The Golden Weeper was likely to come to call on me at any hour whatsoever, by preference three in the morning. A ring at
our bell some rainy night and I would go to the door (three being the conventional hour than otherwise) to find her
standing in the dim light of the apartment-house hall in a pale green evening frock and a white cloak. "You," said I - "all
these blocks in the rain! Come in - what is it now?" "No, I can't come in," said the Golden one. "I've come to ask you if
you still love me." "You know I do," said I. "In fact I told you so at eleven o'clock this morning. " "But I saw you at four
o'clock this afternoon and you didn't say so then, and you looked at me only twice, and your manner was cold at that," said
the Weeper. "Because you spent too much time talking to that LeMonte woman," I made answer. "Well, what could I do - you
were simply eating that little Lloyd - I had to talk with somebody," said the Weeper. "And I talked to Lloyd," I said,
"which is different from eating her, because she was the only one there who was friendly toward me.
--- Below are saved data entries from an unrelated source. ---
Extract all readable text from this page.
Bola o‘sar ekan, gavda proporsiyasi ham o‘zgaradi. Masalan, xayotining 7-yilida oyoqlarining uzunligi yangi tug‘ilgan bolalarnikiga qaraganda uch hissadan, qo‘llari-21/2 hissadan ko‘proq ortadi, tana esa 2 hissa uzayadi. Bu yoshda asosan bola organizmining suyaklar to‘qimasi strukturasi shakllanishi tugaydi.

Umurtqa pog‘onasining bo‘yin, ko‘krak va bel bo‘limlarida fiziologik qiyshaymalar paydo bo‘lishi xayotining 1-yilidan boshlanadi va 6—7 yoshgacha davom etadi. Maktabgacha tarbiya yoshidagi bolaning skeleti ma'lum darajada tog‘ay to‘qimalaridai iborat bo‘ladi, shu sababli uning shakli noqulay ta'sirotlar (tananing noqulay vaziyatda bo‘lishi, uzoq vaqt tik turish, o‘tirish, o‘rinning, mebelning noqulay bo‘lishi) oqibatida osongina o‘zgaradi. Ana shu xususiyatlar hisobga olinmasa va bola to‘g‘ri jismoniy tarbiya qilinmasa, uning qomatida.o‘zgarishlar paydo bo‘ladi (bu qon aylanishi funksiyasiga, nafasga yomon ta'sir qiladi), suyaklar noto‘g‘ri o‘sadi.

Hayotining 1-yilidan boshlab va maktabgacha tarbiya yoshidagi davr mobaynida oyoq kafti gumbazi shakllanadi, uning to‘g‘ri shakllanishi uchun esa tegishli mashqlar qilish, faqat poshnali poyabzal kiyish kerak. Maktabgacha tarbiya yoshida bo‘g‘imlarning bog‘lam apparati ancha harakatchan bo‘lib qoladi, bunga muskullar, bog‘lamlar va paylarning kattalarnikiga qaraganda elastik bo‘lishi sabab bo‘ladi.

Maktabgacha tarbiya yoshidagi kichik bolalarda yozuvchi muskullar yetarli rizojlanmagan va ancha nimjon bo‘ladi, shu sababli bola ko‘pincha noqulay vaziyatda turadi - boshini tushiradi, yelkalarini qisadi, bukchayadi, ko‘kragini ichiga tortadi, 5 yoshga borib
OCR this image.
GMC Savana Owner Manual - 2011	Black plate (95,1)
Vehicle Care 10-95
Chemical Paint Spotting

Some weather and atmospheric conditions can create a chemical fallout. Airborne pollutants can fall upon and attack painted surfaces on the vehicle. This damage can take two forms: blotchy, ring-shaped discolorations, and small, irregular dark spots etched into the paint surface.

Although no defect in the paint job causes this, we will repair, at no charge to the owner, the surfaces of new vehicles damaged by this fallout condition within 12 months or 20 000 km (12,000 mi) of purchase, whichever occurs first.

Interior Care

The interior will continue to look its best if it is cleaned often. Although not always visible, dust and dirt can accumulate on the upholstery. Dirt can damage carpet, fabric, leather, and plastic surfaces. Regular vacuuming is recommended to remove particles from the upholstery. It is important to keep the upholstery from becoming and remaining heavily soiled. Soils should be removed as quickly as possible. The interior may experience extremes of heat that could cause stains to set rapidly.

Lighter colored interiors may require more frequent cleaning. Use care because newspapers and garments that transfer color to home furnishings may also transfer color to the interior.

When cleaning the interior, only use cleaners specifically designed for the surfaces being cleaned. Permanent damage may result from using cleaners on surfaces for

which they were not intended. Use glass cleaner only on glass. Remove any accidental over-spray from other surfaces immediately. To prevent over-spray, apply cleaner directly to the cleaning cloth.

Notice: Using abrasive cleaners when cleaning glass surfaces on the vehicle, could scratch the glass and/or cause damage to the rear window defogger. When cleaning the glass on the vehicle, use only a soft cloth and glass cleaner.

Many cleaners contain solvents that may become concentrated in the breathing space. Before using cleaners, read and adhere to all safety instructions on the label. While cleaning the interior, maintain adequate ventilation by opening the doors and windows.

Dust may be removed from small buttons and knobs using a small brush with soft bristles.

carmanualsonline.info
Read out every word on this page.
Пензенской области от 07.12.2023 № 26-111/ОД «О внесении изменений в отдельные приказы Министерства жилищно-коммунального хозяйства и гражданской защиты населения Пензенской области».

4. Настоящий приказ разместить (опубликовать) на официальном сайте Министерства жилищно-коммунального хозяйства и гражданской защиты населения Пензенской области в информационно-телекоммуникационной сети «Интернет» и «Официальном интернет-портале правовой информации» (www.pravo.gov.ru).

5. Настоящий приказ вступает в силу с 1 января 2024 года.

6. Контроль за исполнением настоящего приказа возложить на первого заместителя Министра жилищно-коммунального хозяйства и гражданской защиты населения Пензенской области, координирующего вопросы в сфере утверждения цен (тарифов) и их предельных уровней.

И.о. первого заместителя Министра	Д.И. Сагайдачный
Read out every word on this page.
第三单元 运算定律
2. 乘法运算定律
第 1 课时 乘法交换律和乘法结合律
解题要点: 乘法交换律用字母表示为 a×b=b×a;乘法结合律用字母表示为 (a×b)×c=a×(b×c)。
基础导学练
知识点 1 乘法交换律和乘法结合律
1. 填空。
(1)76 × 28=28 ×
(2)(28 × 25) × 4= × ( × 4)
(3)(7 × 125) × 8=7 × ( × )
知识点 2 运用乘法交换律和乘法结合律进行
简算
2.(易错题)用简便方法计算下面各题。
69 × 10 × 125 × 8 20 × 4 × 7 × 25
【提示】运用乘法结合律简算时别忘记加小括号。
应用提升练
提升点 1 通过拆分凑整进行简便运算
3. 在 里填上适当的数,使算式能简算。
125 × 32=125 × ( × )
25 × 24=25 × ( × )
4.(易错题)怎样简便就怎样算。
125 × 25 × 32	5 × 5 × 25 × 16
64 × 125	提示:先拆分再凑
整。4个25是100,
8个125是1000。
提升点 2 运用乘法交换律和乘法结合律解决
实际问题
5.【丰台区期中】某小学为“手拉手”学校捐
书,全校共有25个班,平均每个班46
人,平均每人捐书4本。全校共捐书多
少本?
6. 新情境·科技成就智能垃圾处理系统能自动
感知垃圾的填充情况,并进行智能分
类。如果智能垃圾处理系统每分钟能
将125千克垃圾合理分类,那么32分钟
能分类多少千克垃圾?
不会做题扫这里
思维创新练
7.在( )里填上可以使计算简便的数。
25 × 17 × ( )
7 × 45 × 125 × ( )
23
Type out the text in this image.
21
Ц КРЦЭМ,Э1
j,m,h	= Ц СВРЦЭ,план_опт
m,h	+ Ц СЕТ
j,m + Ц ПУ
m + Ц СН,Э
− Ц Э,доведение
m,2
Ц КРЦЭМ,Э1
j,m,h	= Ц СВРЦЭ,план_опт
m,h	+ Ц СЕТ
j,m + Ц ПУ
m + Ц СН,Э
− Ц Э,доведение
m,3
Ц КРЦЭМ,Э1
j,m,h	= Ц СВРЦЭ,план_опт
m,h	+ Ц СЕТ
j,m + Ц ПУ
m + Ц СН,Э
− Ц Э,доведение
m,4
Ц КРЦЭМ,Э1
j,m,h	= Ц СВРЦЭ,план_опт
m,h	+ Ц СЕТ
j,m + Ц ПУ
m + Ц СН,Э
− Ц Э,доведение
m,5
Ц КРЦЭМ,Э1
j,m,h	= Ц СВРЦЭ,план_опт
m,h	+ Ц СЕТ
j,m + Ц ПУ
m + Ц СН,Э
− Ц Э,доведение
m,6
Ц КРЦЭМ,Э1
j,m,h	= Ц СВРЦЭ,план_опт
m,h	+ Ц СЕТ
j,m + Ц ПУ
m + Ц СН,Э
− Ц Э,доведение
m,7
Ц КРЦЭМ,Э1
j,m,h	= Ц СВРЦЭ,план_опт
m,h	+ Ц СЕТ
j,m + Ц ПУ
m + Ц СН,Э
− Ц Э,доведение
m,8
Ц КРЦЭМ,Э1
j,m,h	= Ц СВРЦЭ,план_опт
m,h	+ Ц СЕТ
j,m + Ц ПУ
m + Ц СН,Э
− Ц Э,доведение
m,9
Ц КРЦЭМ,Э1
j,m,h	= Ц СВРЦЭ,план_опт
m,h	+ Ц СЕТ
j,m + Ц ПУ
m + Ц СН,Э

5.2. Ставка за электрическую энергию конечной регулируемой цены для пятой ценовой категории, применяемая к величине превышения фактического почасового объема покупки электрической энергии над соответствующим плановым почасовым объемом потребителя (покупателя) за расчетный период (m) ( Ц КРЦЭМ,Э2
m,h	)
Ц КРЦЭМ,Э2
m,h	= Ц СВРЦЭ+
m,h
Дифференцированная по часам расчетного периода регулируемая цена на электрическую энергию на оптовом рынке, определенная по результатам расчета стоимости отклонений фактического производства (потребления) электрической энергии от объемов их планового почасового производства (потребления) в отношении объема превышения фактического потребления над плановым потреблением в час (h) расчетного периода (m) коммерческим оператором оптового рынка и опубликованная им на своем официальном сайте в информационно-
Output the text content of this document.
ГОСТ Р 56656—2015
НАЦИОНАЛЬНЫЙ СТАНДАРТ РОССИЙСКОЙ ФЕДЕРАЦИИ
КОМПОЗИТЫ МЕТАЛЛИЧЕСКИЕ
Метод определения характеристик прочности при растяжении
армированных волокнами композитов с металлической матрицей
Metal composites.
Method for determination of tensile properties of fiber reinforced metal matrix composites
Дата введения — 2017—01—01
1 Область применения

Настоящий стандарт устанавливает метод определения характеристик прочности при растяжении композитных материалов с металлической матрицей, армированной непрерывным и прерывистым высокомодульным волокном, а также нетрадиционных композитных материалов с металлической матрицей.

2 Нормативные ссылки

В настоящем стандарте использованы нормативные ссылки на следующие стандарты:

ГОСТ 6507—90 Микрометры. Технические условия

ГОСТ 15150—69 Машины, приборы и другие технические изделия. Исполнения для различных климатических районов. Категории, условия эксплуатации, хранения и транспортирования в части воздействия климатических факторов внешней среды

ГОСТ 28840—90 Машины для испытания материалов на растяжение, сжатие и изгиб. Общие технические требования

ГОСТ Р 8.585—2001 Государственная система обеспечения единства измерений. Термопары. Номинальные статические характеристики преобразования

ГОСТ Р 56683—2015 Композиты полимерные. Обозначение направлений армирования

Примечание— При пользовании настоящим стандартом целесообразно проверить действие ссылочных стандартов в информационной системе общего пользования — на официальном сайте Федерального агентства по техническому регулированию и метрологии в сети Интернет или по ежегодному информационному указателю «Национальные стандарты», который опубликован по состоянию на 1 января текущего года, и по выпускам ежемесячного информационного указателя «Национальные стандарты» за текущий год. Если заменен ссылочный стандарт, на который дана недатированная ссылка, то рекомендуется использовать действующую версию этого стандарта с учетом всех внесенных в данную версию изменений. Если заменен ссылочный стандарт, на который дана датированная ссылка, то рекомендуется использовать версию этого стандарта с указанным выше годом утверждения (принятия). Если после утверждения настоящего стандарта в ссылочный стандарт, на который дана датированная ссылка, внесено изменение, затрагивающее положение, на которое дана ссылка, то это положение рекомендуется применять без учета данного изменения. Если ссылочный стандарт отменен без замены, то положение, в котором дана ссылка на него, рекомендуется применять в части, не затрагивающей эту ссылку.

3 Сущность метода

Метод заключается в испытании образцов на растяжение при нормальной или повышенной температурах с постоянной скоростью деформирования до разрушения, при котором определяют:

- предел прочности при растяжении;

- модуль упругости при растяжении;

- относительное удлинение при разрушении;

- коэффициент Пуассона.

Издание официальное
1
The rest of them didn't
like me, and you joined with them, and yet you call yourself my dearest friend." "I didn't join with them," said the Golden
Weeper; "you always say that - but I tell you, once and for all, you'll not have another chance." And, presto! a flood of
golden and temporary tears de luxe. "If you think to start anything in the sympathetic line, with me, by weeping," said I,
"you're making a deep mistake. You weep a deal too easily and too often." "Have I said I wanted to start anything?" said the
Golden one; "and tears of mine have nothing to do with you." And so on and on. The gray dawn crept in at darkling skylights
and we would still be standing at the door of the green-and-white apartment engaged in what was to us a fascinating
cross-purpose. An ardent child of impulse, the Golden Weeper, and in New York there are many, many like her.
There are many, many of all ilks in New York. They move in deep and shallow waters. But in the deeps or the shallows they
are all, and with it all - just human: the same in Butte-Montana.